Single-Core: 4658 (2017) 3597 (2012)

Multi-Core: 15691 (2017) 11091 (2012)

So, depending on whether you look at single-core or multi-core performance,
that's only an increase of 30-40% over a five year period of time. That's an
average of about 1.06-1.07% improvement per year, compounded over five years.

Sure, GPUs will change over time, and recent GPUs have greatly improved their
performance over those from a few years ago. But how much of your development
work is likely to benefit from a faster/better GPU?
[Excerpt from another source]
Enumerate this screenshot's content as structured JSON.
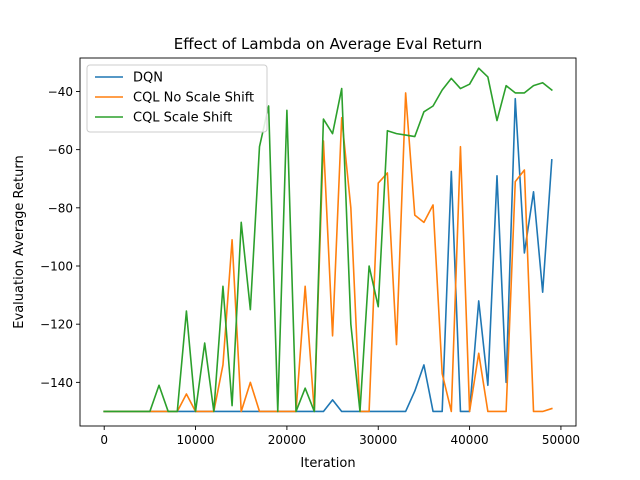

Likewise with SSD performance.

For development and regarding performance, I don't think that the CPU speed
will matter all that much, and there's not likely to be a great deal of
increase from one year to the next.

I remain convinced that quantity of RAM will be the most important factor that
governs your development cycle time, and it is entirely likely that a machine
that is a couple of years old might be much less expensive and better suited
for the kind of work you're looking to do, compared to how much you could
afford to spend on a more modern machine.

------
TurboHaskal
Aside from the typical specs, note that for a similar price the MBP brings a
higher quality screen (bette color gamut, brightness), a 720p webcam and
Thunderbolt 3.

So even if you don't care about these things, you're getting a much better
value for your money if you go with the non touchbar MBP. If you buy the MB,
you'll be paying a lot for a 2015 chassis with some CPU/GPU updates.

------
dgdosen
I too, would like a good answer to this. My gut says that (other than VMWare)
the Macbook would be fine. You'd probably get a bit better battery life and
performance out of the non-y chips, but IMO, nothing significant. I see a
KabyLake Macbook in my near future.